[LeetCode] Binary Tree Zigzag level order traversal
Given a binary tree, return the zigzag level order traversal of its nodes' values. (ie, from left to right, then right to left for the next level and alternate between).
For example:
Given binary tree {3,9,20,#,#,15,7},
3
/ \
9 20
/ \
15 7
return its zigzag level order traversal as:
[ [3], [20,9], [15,7] ]
confused what "{1,#,2,3}" means? > read more on how binary tree is serialized on OJ.
ALternative stacks
/**
* Definition for binary tree
* struct TreeNode {
* int val;
* TreeNode *left;
* TreeNode *right;
* TreeNode(int x) : val(x), left(NULL), right(NULL) {}
* };
*/
class Solution {
public:
vector<vector<int> > zigzagLevelOrder(TreeNode *root) {
// Note: The Solution object is instantiated only once and is reused by each test case.

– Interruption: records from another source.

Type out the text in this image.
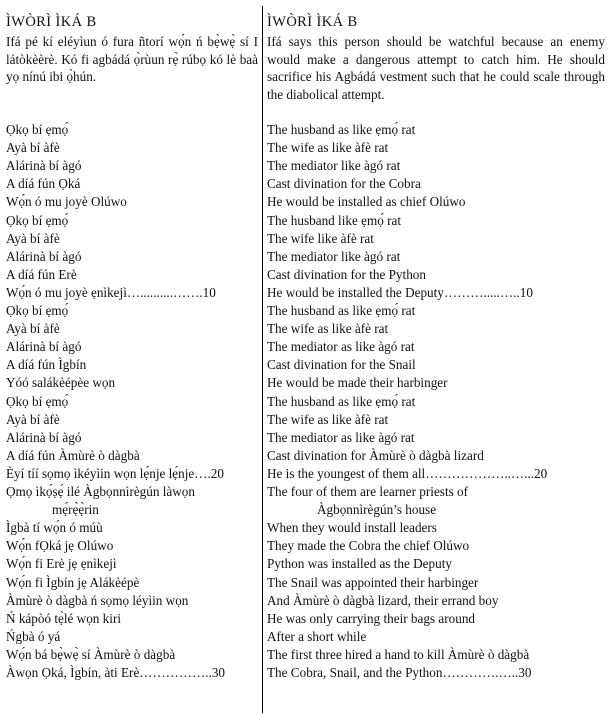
ÌWÒRÌ ÌKÁ B
Ifá pé kí eléyìun ó fura ñtorí wọ́n ń bẹ̀wẹ̀ sí I látòkèèrè. Kó fi agbádá ọ̀rùun rẹ̀ rúbọ kó lè baà yọ nínú ibi ọ̀hún.
Ọkọ bí ẹmọ́
Ayà bí àfè
Alárinà bí àgó
A díá fún Ọká
Wọ́n ó mu joyè Olúwo
Ọkọ bí ẹmọ́
Ayà bí àfè
Alárinà bí àgó
A díá fún Erè
Wọ́n ó mu joyè ẹnìkejì…..........…….10
Ọkọ bí ẹmọ́
Ayà bí àfè
Alárinà bí àgó
A díá fún Ìgbín
Yóó salákèépèe wọn
Ọkọ bí ẹmọ́
Ayà bí àfè
Alárinà bí àgó
A díá fún Àmùrè ò dàgbà
Èyí tíí sọmọ ìkéyìin wọn lẹ́nje lẹ́nje….20
Ọmọ ìkọ́ṣẹ́ ilé Àgbọnnìrègún làwọn
mẹ́rẹ̀ẹ̀rin
Ìgbà tí wọ́n ó múù
Wọ́n fỌká jẹ Olúwo
Wọ́n fi Erè jẹ ẹnìkejì
Wọ́n fi Ìgbín jẹ Alákèépè
Àmùrè ò dàgbà ń sọmọ léyìin wọn
Ń kápòó tẹ̀lé wọn kiri
Ńgbà ó yá
Wọ́n bá bẹ̀wẹ̀ sí Àmùrè ò dàgbà
Àwọn Ọká, Ìgbín, àti Erè……………..30
ÌWÒRÌ ÌKÁ B
Ifá says this person should be watchful because an enemy would make a dangerous attempt to catch him. He should sacrifice his Agbádá vestment such that he could scale through the diabolical attempt.
The husband as like ẹmọ́ rat
The wife as like àfè rat
The mediator like àgó rat
Cast divination for the Cobra
He would be installed as chief Olúwo
The husband like ẹmọ́ rat
The wife like àfè rat
The mediator like àgó rat
Cast divination for the Python
He would be installed the Deputy……….....…..10
The husband as like ẹmọ́ rat
The wife as like àfè rat
The mediator as like àgó rat
Cast divination for the Snail
He would be made their harbinger
The husband as like ẹmọ́ rat
The wife as like àfè rat
The mediator as like àgó rat
Cast divination for Àmùrè ò dàgbà lizard
He is the youngest of them all………………..…...20
The four of them are learner priests of
Àgbọnnìrègún’s house
When they would install leaders
They made the Cobra the chief Olúwo
Python was installed as the Deputy
The Snail was appointed their harbinger
And Àmùrè ò dàgbà lizard, their errand boy
He was only carrying their bags around
After a short while
The first three hired a hand to kill Àmùrè ò dàgbà
The Cobra, Snail, and the Python………….…..30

vector<vector<int>> result;
if(root==NULL)
return result;
stack<TreeNode*> stack1;
stack<TreeNode*> stack2;
stack1.push(root);
while(!stack1.empty() || !stack2.empty())
{
vector<int> newlevel1;
while(!stack1.empty())
{
TreeNode* node=stack1.top();
newlevel1.push_back(node->val);
stack1.pop();
if(node->left!=NULL) stack2.push(node->left);
if(node->right!=NULL) stack2.push(node->right);
}
if(newlevel1.size()!=0)
result.push_back(newlevel1);
vector<int> newlevel2;
while(!stack2.empty())
{
TreeNode* node=stack2.top();
newlevel2.push_back(node->val);
stack2.pop();
if(node->right!=NULL) stack1.push(node->right);
if(node->left!=NULL) stack1.push(node->left);
}
if(newlevel2.size()!=0)
result.push_back(newlevel2);
}
return result;
}
};